The nature of business is completely different in Asia. Here, we have a cost-sensitive market where affordability for the masses is one of the paramount decisions when it comes to energy. A lot of calibration is required when pushing green hydrogen in Asian markets. The real challenge is Asia's aspiration to adopt hydrogen without localisation... I'm not considering China here. If the technology comes from Europe or China, one of the biggest challenges is the lack of real-environment performance. These technologies have been developed in regions with very different grid intermittency, and environmental conditions. We don't know how these technologies will perform here and that introduces risk.

On the policy side, Asia lacks inter-regional hydrogen diplomacy. In the EU region, you see common platforms to push the hydrogen economy. In Asia, there is no representation of hydrogen on platforms like the South Asian Association for Regional Co-operation or the Association of Southeast Asian Nations.

What kind of innovations could improve project economics?

One area is trying to reduce electrolysers' requirement for 24-7 electricity.

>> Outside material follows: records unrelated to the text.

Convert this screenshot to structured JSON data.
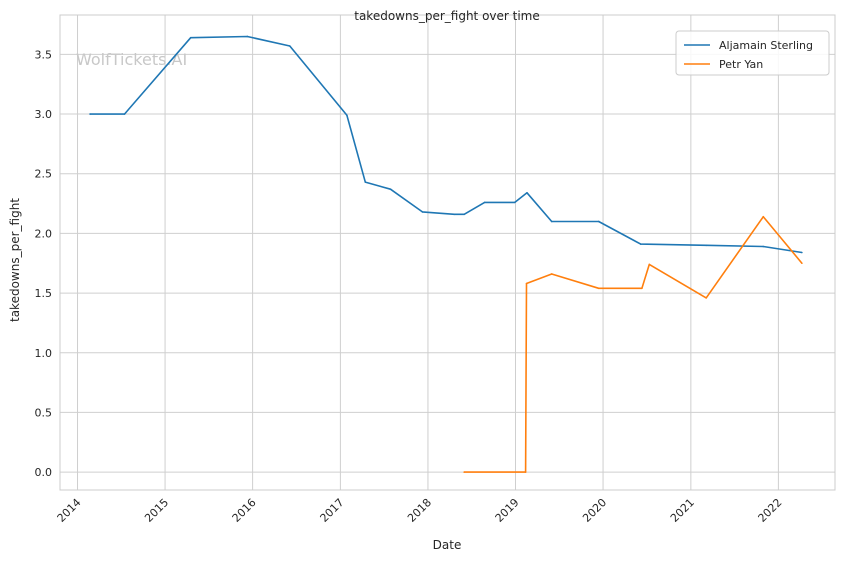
{
  "chart_data": {
    "type": "line",
    "title": "takedowns_per_fight over time",
    "xlabel": "Date",
    "ylabel": "takedowns_per_fight",
    "watermark": "WolfTickets.AI",
    "x_ticks": [
      "2014",
      "2015",
      "2016",
      "2017",
      "2018",
      "2019",
      "2020",
      "2021",
      "2022"
    ],
    "y_ticks": [
      "0.0",
      "0.5",
      "1.0",
      "1.5",
      "2.0",
      "2.5",
      "3.0",
      "3.5"
    ],
    "ylim": [
      -0.15,
      3.83
    ],
    "xlim": [
      "2013-10-20",
      "2022-08-25"
    ],
    "grid": true,
    "legend_position": "top-right",
    "series": [
      {
        "name": "Aljamain Sterling",
        "color": "#1f77b4",
        "points": [
          [
            "2014-02-22",
            3.0
          ],
          [
            "2014-07-16",
            3.0
          ],
          [
            "2015-04-18",
            3.64
          ],
          [
            "2015-12-10",
            3.65
          ],
          [
            "2016-06-04",
            3.57
          ],
          [
            "2017-01-28",
            2.99
          ],
          [
            "2017-04-15",
            2.43
          ],
          [
            "2017-07-29",
            2.37
          ],
          [
            "2017-12-09",
            2.18
          ],
          [
            "2018-04-21",
            2.16
          ],
          [
            "2018-06-01",
            2.16
          ],
          [
            "2018-08-25",
            2.26
          ],
          [
            "2018-12-29",
            2.26
          ],
          [
            "2019-02-18",
            2.34
          ],
          [
            "2019-06-01",
            2.1
          ],
          [
            "2019-12-14",
            2.1
          ],
          [
            "2020-06-06",
            1.91
          ],
          [
            "2021-03-06",
            1.9
          ],
          [
            "2021-10-30",
            1.89
          ],
          [
            "2022-04-09",
            1.84
          ]
        ]
      },
      {
        "name": "Petr Yan",
        "color": "#ff7f0e",
        "points": [
          [
            "2018-06-01",
            0.0
          ],
          [
            "2019-02-12",
            0.0
          ],
          [
            "2019-02-16",
            1.58
          ],
          [
            "2019-06-01",
            1.66
          ],
          [
            "2019-12-14",
            1.54
          ],
          [
            "2020-06-11",
            1.54
          ],
          [
            "2020-07-12",
            1.74
          ],
          [
            "2021-03-06",
            1.46
          ],
          [
            "2021-10-30",
            2.14
          ],
          [
            "2022-04-09",
            1.75
          ]
        ]
      }
    ]
  }
}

The idea here is to develop direct DC-coupled hydrogen microgrids, so that energy storage systems are not required in between. If we can develop something like this, it can reduce costs.

Secondly, using artificial intelligence for two key purposes — predictive maintenance of machines and dynamic load shaping. At Arup, we are doing a lot of work in this space. This, along with energy optimisation, could impact up to 15-20pc of the lifecycle costs of hydrogen.

We are also trying to address the fact that the engineering world lacks hydrogen-specific references. The current engineering models used are retrofits from the hydrocarbon sector. We're assuming many things based on that experience — using those factors and scaling parameters to design hydrogen plants, which will introduce a lot of engineering risks in the future. Particularly for the Indian ecosystem, there is a need to devise the stage-gate approach in these new energy domains. The mechanism that can move from concept to feasibility in a phased manner is currently missing due to an assumption that the hydrogen and green molecule industry is mature and can be scaled up with the traditional approach.

What is your view on the Indian production-linked incentive (PLI) schemes for green hydrogen production and electrolyser manufacturing?

We need to understand the fundamental deficiencies of the PLI scheme. It is focused on triggering production, but doesn't cover system-level integration, and it ignores the ecosystem interdependence — things like land, utilities, renewable energy and offtake. This can lead to stranded assets. This is a concern for companies, which is why they are reshaping their strategies and the pace at which they are moving forward. And the scheme doesn't de-risk demand. Lastly, the scheme favours incumbents over innovators. There's a need for traditional energy incumbents to align with innovators, start-ups and incubators to find novel solutions.

What else can the government do to support the sector?

More than subsidies, what's really needed are predictive sovereign guarantees from the government, meaning price floors that are linked to macro variables in the hydrogen ecosystem — like renewable energy tariffs, ammonia demand, etc. This will make the system self-correcting. The guarantor won't need to overpay, and sovereign guarantees would kick in when there's stress in the market. This would depend on how commodity prices behave in international markets, for products like methanol and ammonia, where we see a lot of price volatility.

It's very similar to how crop insurance works in agriculture. There, adjustments are made based on changing weather conditions. In this case, the weather conditions can be replaced by the ecosystem — such as changing renewable energy prices or fluctuations in ammonia and methanol prices.